Без труда разбил он хана Тохтоа-беки при урочище Харадал-хучжаур и захватил весь его улус. Правда, самому Тохтоа-беки удалось спастись бегством, уводя остатки своего войска далеко на запад.

Меркитский народ был покорён, а его земли заполонили орды Чингис-хана, разоряя курени, угоняя в рабство женщин и детей, а мужчин – небольшими группами, чтобы не могли взбунтоваться – распределяя по своим сотням и тысячам. Теперь уже никто и не помышлял о сопротивлении.

Усталость и страх овладели главой хаас-меркитского рода Даир-Усуном. Он оказался в западне: бежать было некуда, ибо со всех сторон рыскали отряды вражеских нукеров, а сдача в плен и изъявление покорности с его стороны не помогли бы Даир-Усуну сохранить голову на плечах, поскольку он участвовал в давнем похищении Бортэ, и Чингис-хан наверняка пожелал бы жестоко расправиться с одним из своих обидчиков. Тогда хитрый нойон решился на последнее средство: взяв свою дочь, юную красавицу Хулан, Даир-Усун отправился с ней напрямик в стан Чингиса.

– Тысячу благ тебе, каган, тучных трав твоим стадам и преуспевания всему улусу, – сказал он, потея от страха. – Вот, привёз показать тебе своё дитя, прекраснейший из цветков, когда-либо распускавшихся на просторах степи под луной и солнцем.

– Чего ты хочешь? – холодно спросил Чингис-хан.

Лицо Даир-Усуна, точно старая квашня, расплылось в подобострастной улыбке:

– Хулан – это самое дорогое, что у меня есть, и если великий хан согласится принять мой дар, я буду счастлив.

– Привёз мне лакомую ягоду, от сердца оторвал, – с медлительной неопределённостью промолвил Чингис-хан, испытующе уставившись на заклятого врага. – Каждый дар хорош, если он преподнесён вовремя.

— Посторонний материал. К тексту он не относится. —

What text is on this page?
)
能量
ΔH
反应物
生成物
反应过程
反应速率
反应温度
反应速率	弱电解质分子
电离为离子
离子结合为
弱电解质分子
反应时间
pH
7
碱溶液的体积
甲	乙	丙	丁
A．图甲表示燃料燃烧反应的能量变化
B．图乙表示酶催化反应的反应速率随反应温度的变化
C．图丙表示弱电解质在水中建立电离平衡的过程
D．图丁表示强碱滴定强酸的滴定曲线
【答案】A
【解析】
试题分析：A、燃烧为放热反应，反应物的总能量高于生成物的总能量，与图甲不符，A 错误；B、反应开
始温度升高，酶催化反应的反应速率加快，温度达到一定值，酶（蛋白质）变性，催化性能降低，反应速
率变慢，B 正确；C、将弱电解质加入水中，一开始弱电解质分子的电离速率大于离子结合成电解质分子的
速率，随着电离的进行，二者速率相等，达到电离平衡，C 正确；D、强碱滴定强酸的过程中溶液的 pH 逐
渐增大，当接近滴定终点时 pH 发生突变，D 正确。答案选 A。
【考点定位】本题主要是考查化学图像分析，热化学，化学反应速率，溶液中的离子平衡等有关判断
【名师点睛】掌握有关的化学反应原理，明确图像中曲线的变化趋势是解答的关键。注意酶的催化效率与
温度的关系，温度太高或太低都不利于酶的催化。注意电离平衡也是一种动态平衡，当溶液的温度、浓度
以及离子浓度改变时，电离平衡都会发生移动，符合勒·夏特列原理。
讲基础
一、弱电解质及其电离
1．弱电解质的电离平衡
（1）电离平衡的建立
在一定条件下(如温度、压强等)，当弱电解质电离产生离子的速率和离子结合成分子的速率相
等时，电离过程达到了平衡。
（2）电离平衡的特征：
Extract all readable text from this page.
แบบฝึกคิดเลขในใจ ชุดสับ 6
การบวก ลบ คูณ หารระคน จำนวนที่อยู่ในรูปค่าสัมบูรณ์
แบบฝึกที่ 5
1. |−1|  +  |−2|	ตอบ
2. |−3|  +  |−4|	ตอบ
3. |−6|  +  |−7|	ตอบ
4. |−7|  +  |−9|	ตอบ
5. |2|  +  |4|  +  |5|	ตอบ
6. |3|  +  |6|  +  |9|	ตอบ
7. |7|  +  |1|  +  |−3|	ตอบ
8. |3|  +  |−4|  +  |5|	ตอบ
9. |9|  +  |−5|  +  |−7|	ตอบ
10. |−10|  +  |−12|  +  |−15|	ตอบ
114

– Я совершил ошибку, поддержав тех, кто выступил против тебя, – в голосе главы хаас-меркитского рода всё явственнее звучали заискивающие нотки. – Но говорят же: большой человек не считает ошибок маленьких людей. Надеюсь, моя дочь послужит хорошим залогом нашей будущей дружбы и поможет тебе забыть старые обиды.

Воцарилось продолжительное молчание.

Избегая встречаться взглядом с ханом-победителем, Даир-Усун неловко переминался перед ним и не знал, куда девать руки, точно провинившийся богол в ожидании наказания. «Боится смерти, – выдерживая паузу, удовлетворённо подумал Чингис. – Нойон явно не из тех людей, что готовы без колебаний идти до конца. Дочь ему дорога, но жизнь ещё дороже. Забыл, наверное, поговорку старый дурак: в огне нет прохлады, во мраке нет покоя».

Однако девушка не оставила Чингис-хана равнодушным. Длинноногая, крутобёдрая, с резкими выразительными чертами и большими миндалевидными глазами – такая способна внушить желание любому мужчине.

Впрочем, он был не столь прост, чтобы поверить этому искательно вилявшему хвостом облезлому меркитскому псу.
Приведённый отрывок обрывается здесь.